LES PREMIÈRES RÉQUISITIONS .

                       Et les réquisitions allaient leur train. On savait, par l’expérience de 1870-71, que les Allemands y étaient passés maîtres : - il faut dix mille rations pour ce soir, vingt mille pour demain à midi, etc.

                      Gibert, à l’hôtel de ville, perdait le boire et le manger. En désespoir de cause, il s’adressait au prince de Salm. Celui-ci faisait le personnage de médiateur avec une élégance aristocratique et aussi, on peut le supposer, par bonté foncière. Pourvu d’une haute dignité dans l’ordre de Malte, à la tête du service des ambulances, il disait cependant à Gibert : « J’ai un peu de relations, mais bien peu de pouvoir ! » Et comme Gbert s’étonnait que l’intendance allemande fût ainsi au-dessous de sa tâche, le prince faisait cette effrayante réponse(c’était le 2 ou 3 septembre) : - Que voulez-vous, Monsieur le maire, nous allons si vite qu’on est toujours en avance de cinquante ou soixante kilomètres sur elle. C’est inespéré !

                                         

                   Il s’agit ici * je tiens à le préciser, car les Salm sont très nombreux – d’Alfred, 5e prince et altgrave de Salm-Reifferscheidt-Krauten et Dyck, né en 1863, demeurant au château de Dyck, près de Dusseldorff. Grand, le nez impérieux démenti par deux yeux très doux, vêtu d’un uniforme sans aucun autre signe distinctif qu’une minuscule croix de Malte en or et émail blanc, il assistait tous les matins à la messe de 7 heures à la Basilique. Logé petitement chez une de nos amies, il y vivait avec beaucoup de dignité et de frugalité, servi par un unique valet de chambre habillé en soldat. Les Salm sont, je crois, de très lointaine origine lorraine. En tous cas, l’un d’eux, mais d’une autre branche que le personnage dont je parle, avait été le dernier abbé commandataire de l’abbaye d’Isle, à Saint-Quentin, et y avait fondé une chapelle vers 1780.

                  Le prince intervenait donc quelquefois ave  succès, car son influence – et quoi qu’il s’en défendît – était réelle.

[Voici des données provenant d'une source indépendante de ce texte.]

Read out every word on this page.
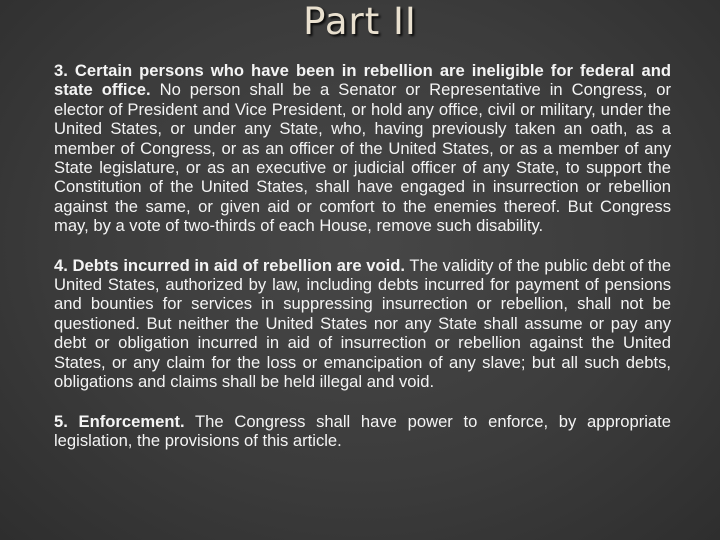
Part II

3. Certain persons who have been in rebellion are ineligible for federal and state office. No person shall be a Senator or Representative in Congress, or elector of President and Vice President, or hold any office, civil or military, under the United States, or under any State, who, having previously taken an oath, as a member of Congress, or as an officer of the United States, or as a member of any State legislature, or as an executive or judicial officer of any State, to support the Constitution of the United States, shall have engaged in insurrection or rebellion against the same, or given aid or comfort to the enemies thereof. But Congress may, by a vote of two-thirds of each House, remove such disability.

4. Debts incurred in aid of rebellion are void. The validity of the public debt of the United States, authorized by law, including debts incurred for payment of pensions and bounties for services in suppressing insurrection or rebellion, shall not be questioned. But neither the United States nor any State shall assume or pay any debt or obligation incurred in aid of insurrection or rebellion against the United States, or any claim for the loss or emancipation of any slave; but all such debts, obligations and claims shall be held illegal and void.

5. Enforcement. The Congress shall have power to enforce, by appropriate legislation, the provisions of this article.
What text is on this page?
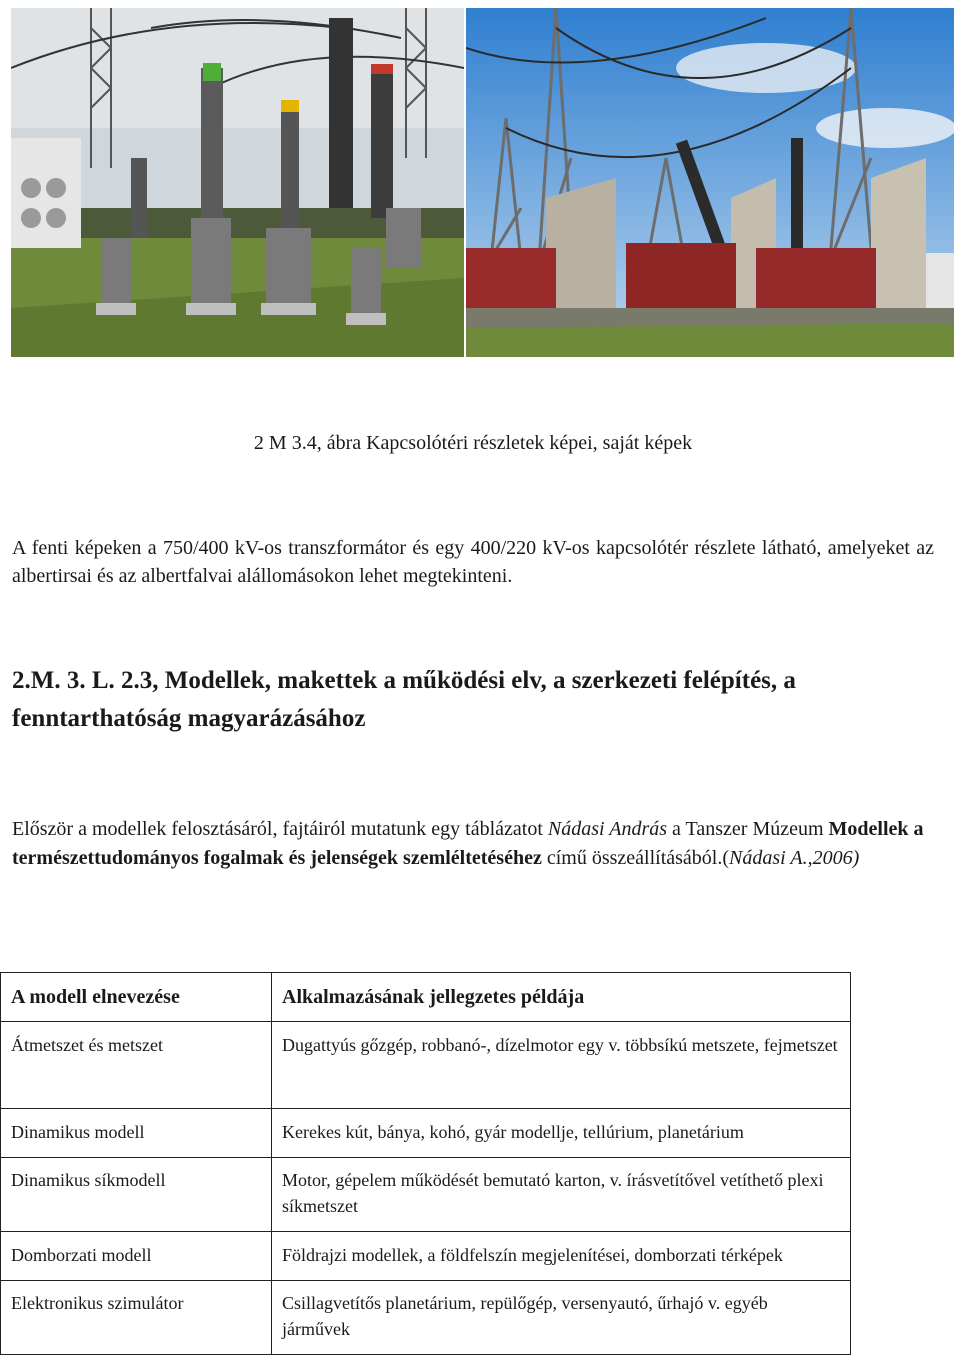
2 M 3.4, ábra Kapcsolótéri részletek képei, saját képek

A fenti képeken a 750/400 kV-os transzformátor és egy 400/220 kV-os kapcsolótér részlete látható, amelyeket az albertirsai és az albertfalvai alállomásokon lehet megtekinteni.

2.M. 3. L. 2.3, Modellek, makettek a működési elv, a szerkezeti felépítés, a fenntarthatóság magyarázásához

Először a modellek felosztásáról, fajtáiról mutatunk egy táblázatot Nádasi András a Tanszer Múzeum Modellek a természettudományos fogalmak és jelenségek szemléltetéséhez című összeállításából.(Nádasi A.,2006)

A modell elnevezése	Alkalmazásának jellegzetes példája
Átmetszet és metszet	Dugattyús gőzgép, robbanó-, dízelmotor egy v. többsíkú metszete, fejmetszet
Dinamikus modell	Kerekes kút, bánya, kohó, gyár modellje, tellúrium, planetárium
Dinamikus síkmodell	Motor, gépelem működését bemutató karton, v. írásvetítővel vetíthető plexi síkmetszet
Domborzati modell	Földrajzi modellek, a földfelszín megjelenítései, domborzati térképek
Elektronikus szimulátor	Csillagvetítős planetárium, repülőgép, versenyautó, űrhajó v. egyéb járművek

                   Vers la mi-septembre, une réquisition émise par on ne sait qui porte sur toutes les peaux de la Halle aux cuirs (330 000 francs), 300 bicyclettes, 5 000 chemises, 5 000 caleçons, 5 000 paires de chaussettes, 5 000 tricots, du drap en pièces, des vêtements confectionnés, etc., etc. Il y en avait pour un million et plus. Gibert proteste auprès du commandant de place : - Ce n’est plus de la guerre ! – Peut-être, mais je ne puis discuter un ordre envoyé  par son Excellence le directeur des étapes. Je vous autorise à aller le voir à Chauny où il est en ce moment. Les étapes, en effet, avaient brûlé Saint-Quentin, mais allaient y revenir – et pour longtemps.

               On s’en alla donc à Chauny. M. Medrzecki, professeur au lycée, vieux Saint-Quentinois en dépit de son nom tchèque, servait d’interprète : il y mettait du sien et ce n’était pas le plus mauvais !

             L’Allemand, me raconta-t-il, fut comme un bloc.

            -C’est la guerre ! La France paiera les frais puisqu’elle l’a faite. , on nous l’ déclarée.

             -C’est une erreur, Excellence

              -Pardon ! Pardon ! J’ai vu à Bruxelles des documents où toutes vos intrigues étaient exposées (C’était, à l’époque, le cheval de bataille des Allemands. ) Et ensuite, ce que nous faisons, c’est en représailles de ce que vos armées font en Alsace . (Autres dada banal.) Et enfin, nous sommes ici pour qu’on nous nourrisse et qu’on nous soigne nos blessés.

                -Excellence, la ville de Saint-Quentin s’appauvrit de jour en jour : une semaine encore de ce régime et nous ne pourrons plus rien.

               -Oh ! Nous trouverons bien les moyens d’obtenir ce qu’il nous faut.

               -Pensez, Excellence, que la ville de Saint-Quentin compte 45 000 ouvriers et 5 000 riches peut-être, et encore sont-ils partis pour la plupart.

               -Confisquez leurs biens et faites-vous des ressources avec.

               -La loi française s’y oppose.

               -Il n’y a plus de loi française.

              C’était le coup de massue. Medrzecki ne se laissa pas étourdir et continua de plaider. Le général finit par dire :

              -Je verrai…, je serai juste.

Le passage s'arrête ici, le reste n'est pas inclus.